Physical metals are no one else's responsibility. If you have real metal, there's no paper contract that makes you feel complete, you don't need any intermediary to make you good. Gold and silver are the only financial assets that are not at the same time the responsibility of another entity. They don't require the backing of any bank or government.
In addition to some of the disadvantages of investing in precious metals, there are other risks that investors should consider. One of the most important is price volatility. A number of factors can drive precious metal prices, including changes in the economy, Federal Reserve policy, investor demand, mining supply, and inflation. We'll cover what they are; the advantages, disadvantages and risks of investing in them; and some precious metal investments to consider.
Drawbacks include the expense of storing and insuring physical gold and the potential underperformance of gold stocks and ETFs compared to the price of gold. While it's rare and very valuable for those purposes, investors don't place as much emphasis on palladium as they do on other precious metals. And some people still do, but instead of burying gold ingots in their backyard, they buy stocks or mutual funds that invest in gold.

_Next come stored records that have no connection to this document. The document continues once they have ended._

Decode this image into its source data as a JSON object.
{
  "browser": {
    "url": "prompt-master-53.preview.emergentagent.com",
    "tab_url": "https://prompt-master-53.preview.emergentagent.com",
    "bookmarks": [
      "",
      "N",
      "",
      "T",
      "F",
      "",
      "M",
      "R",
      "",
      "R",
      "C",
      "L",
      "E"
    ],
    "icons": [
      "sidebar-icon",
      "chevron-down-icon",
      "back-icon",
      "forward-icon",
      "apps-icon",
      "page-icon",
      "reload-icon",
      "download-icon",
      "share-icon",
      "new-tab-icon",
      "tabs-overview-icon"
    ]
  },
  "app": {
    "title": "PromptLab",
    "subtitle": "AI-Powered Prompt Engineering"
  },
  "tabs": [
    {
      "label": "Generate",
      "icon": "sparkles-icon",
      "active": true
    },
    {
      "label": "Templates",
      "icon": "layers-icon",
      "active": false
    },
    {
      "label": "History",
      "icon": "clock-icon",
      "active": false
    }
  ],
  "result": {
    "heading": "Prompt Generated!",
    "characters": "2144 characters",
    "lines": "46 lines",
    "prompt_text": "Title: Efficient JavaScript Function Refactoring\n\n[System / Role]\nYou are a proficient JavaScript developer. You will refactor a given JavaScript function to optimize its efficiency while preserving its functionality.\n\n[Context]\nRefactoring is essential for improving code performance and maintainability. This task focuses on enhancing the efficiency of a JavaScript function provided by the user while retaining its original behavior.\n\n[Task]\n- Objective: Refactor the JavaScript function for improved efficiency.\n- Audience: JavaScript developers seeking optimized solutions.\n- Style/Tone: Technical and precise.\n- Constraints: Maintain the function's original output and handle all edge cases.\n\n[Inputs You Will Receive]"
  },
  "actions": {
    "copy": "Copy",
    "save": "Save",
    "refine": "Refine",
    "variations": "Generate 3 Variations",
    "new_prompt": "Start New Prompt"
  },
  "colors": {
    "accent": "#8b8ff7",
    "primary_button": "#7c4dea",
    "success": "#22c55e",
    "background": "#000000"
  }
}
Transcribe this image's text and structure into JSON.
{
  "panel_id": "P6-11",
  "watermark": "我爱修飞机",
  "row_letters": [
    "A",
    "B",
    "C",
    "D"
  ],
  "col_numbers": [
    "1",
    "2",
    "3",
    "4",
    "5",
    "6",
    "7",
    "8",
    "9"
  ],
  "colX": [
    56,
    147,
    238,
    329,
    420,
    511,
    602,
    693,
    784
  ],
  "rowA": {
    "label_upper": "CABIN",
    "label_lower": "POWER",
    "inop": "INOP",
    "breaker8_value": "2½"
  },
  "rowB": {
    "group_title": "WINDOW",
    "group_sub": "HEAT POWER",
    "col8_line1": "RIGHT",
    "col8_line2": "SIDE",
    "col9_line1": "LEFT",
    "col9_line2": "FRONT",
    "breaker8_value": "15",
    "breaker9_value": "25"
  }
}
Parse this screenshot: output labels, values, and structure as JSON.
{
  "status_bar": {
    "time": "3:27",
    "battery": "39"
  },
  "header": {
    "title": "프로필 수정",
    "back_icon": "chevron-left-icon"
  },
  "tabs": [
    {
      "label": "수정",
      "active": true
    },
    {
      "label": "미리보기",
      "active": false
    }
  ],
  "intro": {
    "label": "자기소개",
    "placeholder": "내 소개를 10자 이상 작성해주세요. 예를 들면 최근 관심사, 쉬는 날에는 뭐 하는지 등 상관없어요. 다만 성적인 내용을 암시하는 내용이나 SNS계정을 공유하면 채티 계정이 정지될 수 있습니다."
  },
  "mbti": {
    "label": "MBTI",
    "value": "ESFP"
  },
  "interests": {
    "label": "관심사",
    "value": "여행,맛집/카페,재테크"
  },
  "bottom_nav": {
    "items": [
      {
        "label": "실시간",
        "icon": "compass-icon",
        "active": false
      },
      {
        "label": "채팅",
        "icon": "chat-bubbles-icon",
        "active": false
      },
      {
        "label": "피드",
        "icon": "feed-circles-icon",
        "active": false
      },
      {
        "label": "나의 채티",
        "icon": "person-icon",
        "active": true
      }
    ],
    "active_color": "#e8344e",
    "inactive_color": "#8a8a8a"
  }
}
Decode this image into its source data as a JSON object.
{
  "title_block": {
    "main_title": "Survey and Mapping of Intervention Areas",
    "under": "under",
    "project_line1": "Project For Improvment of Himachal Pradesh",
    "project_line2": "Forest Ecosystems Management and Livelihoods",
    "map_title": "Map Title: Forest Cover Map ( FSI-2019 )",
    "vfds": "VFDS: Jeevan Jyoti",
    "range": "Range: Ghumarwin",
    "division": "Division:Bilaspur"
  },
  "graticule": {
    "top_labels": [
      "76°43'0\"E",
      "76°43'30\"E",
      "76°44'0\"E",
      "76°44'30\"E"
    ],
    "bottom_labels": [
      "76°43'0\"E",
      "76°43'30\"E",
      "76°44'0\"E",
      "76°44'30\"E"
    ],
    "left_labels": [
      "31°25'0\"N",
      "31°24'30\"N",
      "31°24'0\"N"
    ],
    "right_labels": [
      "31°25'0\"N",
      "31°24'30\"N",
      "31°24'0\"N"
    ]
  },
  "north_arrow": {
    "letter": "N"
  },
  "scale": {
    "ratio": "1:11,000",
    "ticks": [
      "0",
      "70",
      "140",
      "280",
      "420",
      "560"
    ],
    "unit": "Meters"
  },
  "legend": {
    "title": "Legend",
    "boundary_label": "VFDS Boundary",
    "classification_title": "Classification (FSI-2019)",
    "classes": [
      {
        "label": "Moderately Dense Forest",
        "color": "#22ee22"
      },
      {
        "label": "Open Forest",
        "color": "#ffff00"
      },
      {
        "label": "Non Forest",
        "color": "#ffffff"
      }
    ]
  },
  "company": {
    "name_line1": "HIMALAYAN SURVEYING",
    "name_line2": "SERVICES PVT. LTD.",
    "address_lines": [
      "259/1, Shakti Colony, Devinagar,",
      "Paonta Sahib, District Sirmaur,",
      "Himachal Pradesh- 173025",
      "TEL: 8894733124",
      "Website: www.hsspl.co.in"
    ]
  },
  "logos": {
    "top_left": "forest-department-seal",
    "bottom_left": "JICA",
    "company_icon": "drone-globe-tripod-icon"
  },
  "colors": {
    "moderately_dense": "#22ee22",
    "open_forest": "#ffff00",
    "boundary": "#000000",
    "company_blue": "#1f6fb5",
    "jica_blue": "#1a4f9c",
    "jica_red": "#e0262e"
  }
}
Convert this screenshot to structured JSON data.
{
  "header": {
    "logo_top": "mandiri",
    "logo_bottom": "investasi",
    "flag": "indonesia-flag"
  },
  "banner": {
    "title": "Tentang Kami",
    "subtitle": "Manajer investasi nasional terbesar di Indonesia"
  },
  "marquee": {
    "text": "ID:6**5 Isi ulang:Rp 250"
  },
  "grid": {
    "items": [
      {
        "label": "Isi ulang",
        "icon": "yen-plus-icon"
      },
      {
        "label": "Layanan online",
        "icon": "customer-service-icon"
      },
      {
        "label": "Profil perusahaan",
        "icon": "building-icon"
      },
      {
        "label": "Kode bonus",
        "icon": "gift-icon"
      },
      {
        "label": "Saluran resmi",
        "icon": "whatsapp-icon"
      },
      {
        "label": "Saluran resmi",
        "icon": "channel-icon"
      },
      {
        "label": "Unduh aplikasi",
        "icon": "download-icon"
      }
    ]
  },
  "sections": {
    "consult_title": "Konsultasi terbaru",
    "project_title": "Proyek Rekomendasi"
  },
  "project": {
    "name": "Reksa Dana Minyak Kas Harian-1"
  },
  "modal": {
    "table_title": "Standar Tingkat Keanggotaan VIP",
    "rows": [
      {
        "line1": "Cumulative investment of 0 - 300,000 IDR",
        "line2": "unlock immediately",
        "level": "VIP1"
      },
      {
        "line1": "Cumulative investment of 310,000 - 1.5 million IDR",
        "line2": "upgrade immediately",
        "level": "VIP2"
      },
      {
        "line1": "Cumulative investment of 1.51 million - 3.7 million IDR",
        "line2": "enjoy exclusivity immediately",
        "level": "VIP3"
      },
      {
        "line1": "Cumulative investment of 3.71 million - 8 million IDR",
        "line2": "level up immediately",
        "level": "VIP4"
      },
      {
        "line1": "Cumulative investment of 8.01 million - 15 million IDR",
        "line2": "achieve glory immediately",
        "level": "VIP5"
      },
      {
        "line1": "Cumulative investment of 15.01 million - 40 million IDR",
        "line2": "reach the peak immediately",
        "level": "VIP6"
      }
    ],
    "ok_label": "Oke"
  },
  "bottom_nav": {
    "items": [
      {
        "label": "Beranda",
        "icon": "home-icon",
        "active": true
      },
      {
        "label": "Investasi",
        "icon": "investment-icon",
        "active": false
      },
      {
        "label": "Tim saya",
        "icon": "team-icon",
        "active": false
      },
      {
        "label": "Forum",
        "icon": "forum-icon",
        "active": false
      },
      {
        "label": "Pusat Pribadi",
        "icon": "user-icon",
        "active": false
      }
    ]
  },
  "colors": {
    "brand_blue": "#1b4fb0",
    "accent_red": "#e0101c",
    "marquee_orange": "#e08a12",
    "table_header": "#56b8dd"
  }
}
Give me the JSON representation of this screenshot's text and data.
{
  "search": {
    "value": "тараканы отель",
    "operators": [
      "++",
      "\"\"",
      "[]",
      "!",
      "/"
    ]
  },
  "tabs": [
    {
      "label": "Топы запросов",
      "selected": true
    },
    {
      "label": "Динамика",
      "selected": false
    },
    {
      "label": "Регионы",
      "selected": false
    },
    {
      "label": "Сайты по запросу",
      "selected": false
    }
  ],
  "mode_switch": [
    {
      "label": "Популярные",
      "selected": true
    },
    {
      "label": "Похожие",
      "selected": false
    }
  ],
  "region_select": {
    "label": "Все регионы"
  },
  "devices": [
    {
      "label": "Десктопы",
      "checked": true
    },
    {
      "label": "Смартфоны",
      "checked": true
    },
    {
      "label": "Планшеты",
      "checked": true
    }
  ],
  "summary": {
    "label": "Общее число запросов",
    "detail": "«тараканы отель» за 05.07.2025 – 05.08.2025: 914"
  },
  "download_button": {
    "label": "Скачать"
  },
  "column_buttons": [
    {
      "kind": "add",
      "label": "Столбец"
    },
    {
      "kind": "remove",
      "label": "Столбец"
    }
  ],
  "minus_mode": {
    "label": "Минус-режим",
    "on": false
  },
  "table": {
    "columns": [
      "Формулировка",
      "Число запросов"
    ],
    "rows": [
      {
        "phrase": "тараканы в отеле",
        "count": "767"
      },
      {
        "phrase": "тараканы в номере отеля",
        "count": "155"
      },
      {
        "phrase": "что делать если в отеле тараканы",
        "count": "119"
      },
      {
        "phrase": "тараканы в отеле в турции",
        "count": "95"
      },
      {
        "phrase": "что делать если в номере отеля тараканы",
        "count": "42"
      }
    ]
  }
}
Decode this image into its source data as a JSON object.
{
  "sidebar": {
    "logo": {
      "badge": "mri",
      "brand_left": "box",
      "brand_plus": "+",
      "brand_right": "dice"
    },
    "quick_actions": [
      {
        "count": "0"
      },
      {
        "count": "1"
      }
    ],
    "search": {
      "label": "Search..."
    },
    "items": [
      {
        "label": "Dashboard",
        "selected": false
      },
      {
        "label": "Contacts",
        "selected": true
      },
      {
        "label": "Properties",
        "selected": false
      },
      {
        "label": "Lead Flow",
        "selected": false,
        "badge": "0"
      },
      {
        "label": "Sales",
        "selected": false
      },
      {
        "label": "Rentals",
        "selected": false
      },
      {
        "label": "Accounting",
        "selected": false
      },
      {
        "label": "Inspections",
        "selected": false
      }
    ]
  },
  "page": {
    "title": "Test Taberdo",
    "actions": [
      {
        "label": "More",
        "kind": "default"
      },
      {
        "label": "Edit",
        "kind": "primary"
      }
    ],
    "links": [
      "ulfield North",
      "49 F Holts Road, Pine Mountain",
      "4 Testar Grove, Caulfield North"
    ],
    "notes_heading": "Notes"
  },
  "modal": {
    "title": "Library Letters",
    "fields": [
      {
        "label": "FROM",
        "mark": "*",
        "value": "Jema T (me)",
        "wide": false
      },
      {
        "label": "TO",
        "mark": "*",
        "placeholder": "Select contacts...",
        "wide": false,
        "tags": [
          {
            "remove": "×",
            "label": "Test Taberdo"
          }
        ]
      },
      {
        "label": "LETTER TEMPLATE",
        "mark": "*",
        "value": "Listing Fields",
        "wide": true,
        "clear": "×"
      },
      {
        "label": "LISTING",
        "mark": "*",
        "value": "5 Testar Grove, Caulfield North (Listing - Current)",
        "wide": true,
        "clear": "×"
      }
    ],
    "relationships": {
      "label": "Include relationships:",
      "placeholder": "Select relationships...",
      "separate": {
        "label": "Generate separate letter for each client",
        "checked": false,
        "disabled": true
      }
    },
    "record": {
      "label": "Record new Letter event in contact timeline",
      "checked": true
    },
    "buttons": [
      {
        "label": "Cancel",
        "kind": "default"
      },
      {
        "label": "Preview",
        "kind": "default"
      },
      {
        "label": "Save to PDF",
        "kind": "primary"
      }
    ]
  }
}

For example, some investors may be inclined to stay in the stock market but want to be exposed to gold and could therefore invest in stocks of precious metal mining companies.
Investors can also buy gold stocks (shares of mining, streaming or gold royalty companies), gold-focused exchange-traded funds (ETFs), or mutual funds focused on gold. Just like when you have a one-dollar bill in your hand, you are sure to be able to have your investment in the form of gold bars or silver coins in your hand (or keep it in your safe deposit box). In some cases, silver prices may surpass gold during periods of high industrial and investor demand. Advantages include the ability of physical gold to track the price of the precious metal and the potential for gold stocks and ETFs to perform better.
When it comes to investing in precious metals, you'll spend more time worrying about their value rising and falling on any given day, rather than accumulating equity in a rental home or property or watching your 401 (k) plan grow. While gold can help to increase balance and provide hedging for some investors, there are also risks to pay attention to. In times of uncertainty, people turn to gold with the false assumption that it will be a safe investment. I don't want it to sound like a broken record, but like gold and silver, platinum isn't the investment you're looking for.